Der dritte Punkt betrifft das Vorkaufsrecht für Gemeinden. Es soll ihnen erleichtert werden, Gebäude oder Grundstücke zu erwerben. Besonders zentral ist dabei der Kaufpreis. Der soll sich künftig am Verkehrswert orientieren, den unabhängige Gutachter errechnen. Bisher waren viele Vorkaufsversuche von Kommunen an horrenden Preisen gescheitert.

SPD-Fraktionsvize Sören Bartol sagte dem "Spiegel": "Das größte baupolitische Vorhaben der Legislatur tritt damit in Kraft." Er erklärte, für Mieter bedeute das Gesetz mehr Wohnraum und einen besseren Schutz vor Verdrängung: "Dort, wo Wohnraum besonders knapp ist, stoppen wir das Geschäftsmodell der Umwandlung von Miet- in Eigentumswohnungen. Auch der Spekulation mit Bauland schieben wir einen Riegel vor."
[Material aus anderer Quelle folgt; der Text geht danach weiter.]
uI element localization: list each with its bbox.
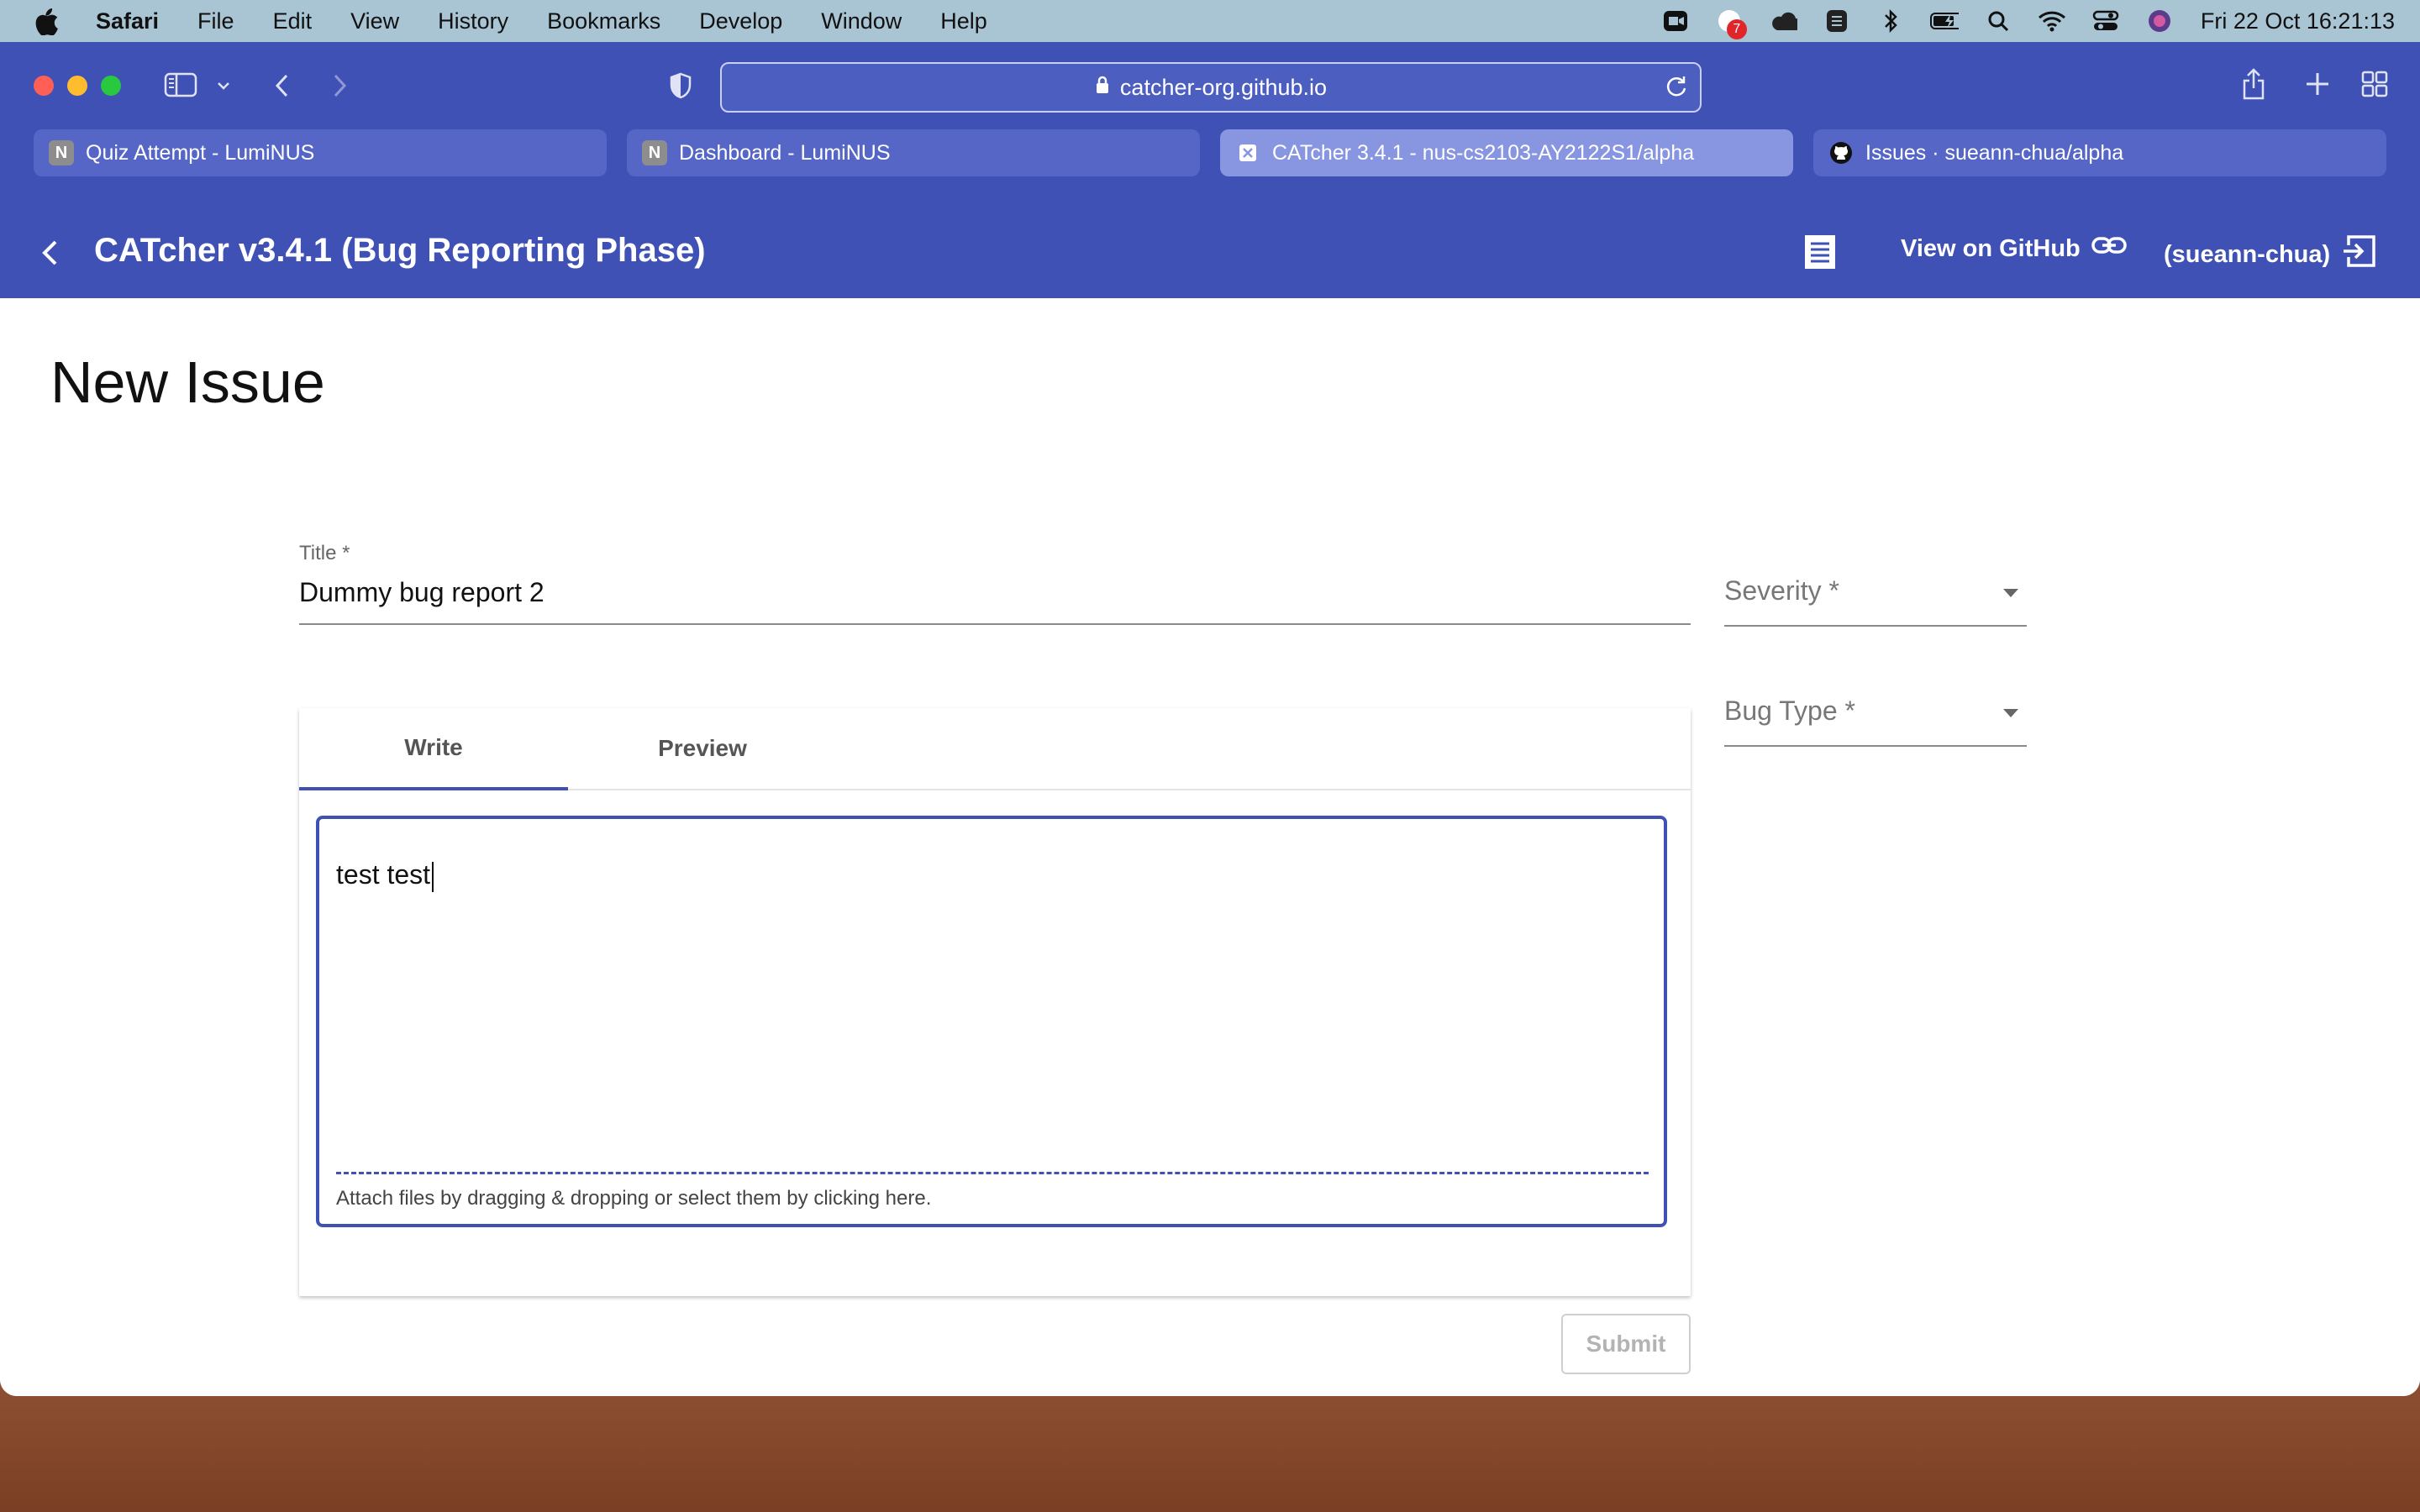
back-arrow-icon[interactable] <box>34 234 67 276</box>
description-textarea[interactable]: test test Attach files by dragging & dro… <box>316 816 1667 1227</box>
wifi-icon[interactable] <box>2038 9 2066 33</box>
menu-window[interactable]: Window <box>821 8 902 34</box>
tab-label: Issues · sueann-chua/alpha <box>1865 140 2124 165</box>
url-text: catcher-org.github.io <box>1119 74 1328 100</box>
tab-bar: N Quiz Attempt - LumiNUS N Dashboard - L… <box>34 129 2386 176</box>
bug-type-select[interactable]: Bug Type * <box>1724 696 2027 747</box>
bug-type-placeholder: Bug Type * <box>1724 696 1855 726</box>
browser-window: catcher-org.github.io N Quiz Attempt - L… <box>0 42 2420 1396</box>
apple-icon[interactable] <box>34 8 59 36</box>
menu-develop[interactable]: Develop <box>699 8 782 34</box>
tab-label: Quiz Attempt - LumiNUS <box>86 140 315 165</box>
description-text: test test <box>336 859 431 890</box>
luminus-favicon-icon: N <box>49 140 74 165</box>
tab-catcher[interactable]: CATcher 3.4.1 - nus-cs2103-AY2122S1/alph… <box>1220 129 1793 176</box>
menu-help[interactable]: Help <box>940 8 987 34</box>
app-header: CATcher v3.4.1 (Bug Reporting Phase) Vie… <box>0 207 2420 299</box>
app-title: CATcher v3.4.1 (Bug Reporting Phase) <box>94 232 706 269</box>
view-on-github-link[interactable]: View on GitHub <box>1901 234 2128 264</box>
document-icon[interactable] <box>1802 234 1838 275</box>
tab-github-issues[interactable]: Issues · sueann-chua/alpha <box>1813 129 2386 176</box>
tab-write[interactable]: Write <box>299 708 568 790</box>
submit-button[interactable]: Submit <box>1561 1314 1691 1374</box>
page-title: New Issue <box>50 349 325 415</box>
severity-select[interactable]: Severity * <box>1724 575 2027 627</box>
menu-clock[interactable]: Fri 22 Oct 16:21:13 <box>2201 8 2395 34</box>
link-icon <box>2091 234 2128 264</box>
address-bar[interactable]: catcher-org.github.io <box>720 62 1702 113</box>
zoom-window-button[interactable] <box>101 76 121 96</box>
tab-overview-icon[interactable] <box>2360 69 2390 99</box>
share-icon[interactable] <box>2238 66 2269 102</box>
tab-label: CATcher 3.4.1 - nus-cs2103-AY2122S1/alph… <box>1272 140 1695 165</box>
tab-label: Dashboard - LumiNUS <box>679 140 891 165</box>
github-link-label: View on GitHub <box>1901 234 2081 262</box>
menu-safari[interactable]: Safari <box>96 8 159 34</box>
title-input[interactable]: Dummy bug report 2 <box>299 577 1691 608</box>
github-favicon-icon <box>1828 140 1854 165</box>
battery-icon[interactable] <box>1929 9 1959 33</box>
siri-icon[interactable] <box>2145 9 2174 33</box>
severity-underline <box>1724 625 2027 627</box>
control-center-icon[interactable] <box>2091 9 2120 33</box>
logout-icon <box>2342 234 2377 276</box>
browser-toolbar: catcher-org.github.io N Quiz Attempt - L… <box>0 42 2420 298</box>
username-label: (sueann-chua) <box>2164 240 2331 268</box>
spotlight-search-icon[interactable] <box>1984 9 2012 33</box>
window-controls <box>34 76 134 96</box>
privacy-shield-icon[interactable] <box>666 71 696 101</box>
title-label: Title * <box>299 542 350 564</box>
menu-file[interactable]: File <box>197 8 234 34</box>
attach-files-hint[interactable]: Attach files by dragging & dropping or s… <box>336 1187 931 1210</box>
tab-dashboard[interactable]: N Dashboard - LumiNUS <box>627 129 1200 176</box>
page-content: New Issue Title * Dummy bug report 2 Sev… <box>0 298 2420 1396</box>
attach-dropzone-divider <box>336 1172 1649 1174</box>
sidebar-toggle-icon[interactable] <box>160 71 202 99</box>
notification-badge: 7 <box>1726 19 1747 39</box>
back-nav-icon[interactable] <box>269 71 294 101</box>
issue-title-field[interactable]: Title * Dummy bug report 2 <box>299 542 1691 625</box>
title-underline <box>299 623 1691 625</box>
menu-bookmarks[interactable]: Bookmarks <box>547 8 660 34</box>
catcher-favicon-icon <box>1235 140 1260 165</box>
close-window-button[interactable] <box>34 76 54 96</box>
severity-placeholder: Severity * <box>1724 575 1839 606</box>
notification-icon[interactable]: 7 <box>1715 9 1747 39</box>
bug-type-underline <box>1724 745 2027 747</box>
minimize-window-button[interactable] <box>67 76 87 96</box>
dropdown-arrow-icon <box>2003 589 2018 597</box>
menu-view[interactable]: View <box>350 8 399 34</box>
dropdown-arrow-icon <box>2003 709 2018 717</box>
macos-menu-bar: Safari File Edit View History Bookmarks … <box>0 0 2420 42</box>
text-caret <box>432 861 434 892</box>
cloud-icon[interactable] <box>1769 9 1797 33</box>
new-tab-icon[interactable] <box>2302 69 2333 99</box>
forward-nav-icon[interactable] <box>328 71 353 101</box>
reload-icon[interactable] <box>1665 74 1688 103</box>
description-card: Write Preview test test Attach files by … <box>299 708 1691 1296</box>
tab-preview[interactable]: Preview <box>568 708 837 789</box>
logout-button[interactable]: (sueann-chua) <box>2164 234 2377 276</box>
menu-edit[interactable]: Edit <box>273 8 313 34</box>
chevron-down-icon[interactable] <box>213 76 234 96</box>
editor-tabs: Write Preview <box>299 708 1691 790</box>
shield-app-icon[interactable] <box>1823 9 1851 33</box>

Die Union konnte für die Kommunen mehr Flexibilität bei der Ausweitung von Bauland am Ortsrand und eine dichtere Wohnbebauung durchsetzen. Lange sagte, in angespannten Wohnungsmärkten, die die Länder bestimmten, könnten befristete Instrumente für bezahlbares Wohnen zum Zug kommen. Eigentümer mit wenigen und kleinen Wohngebäuden sollen nach Langes Worten aber auch künftig die Möglichkeit haben, ihre Mietwohnungen ohne Genehmigung in Eigentumswohnungen umwandeln zu können.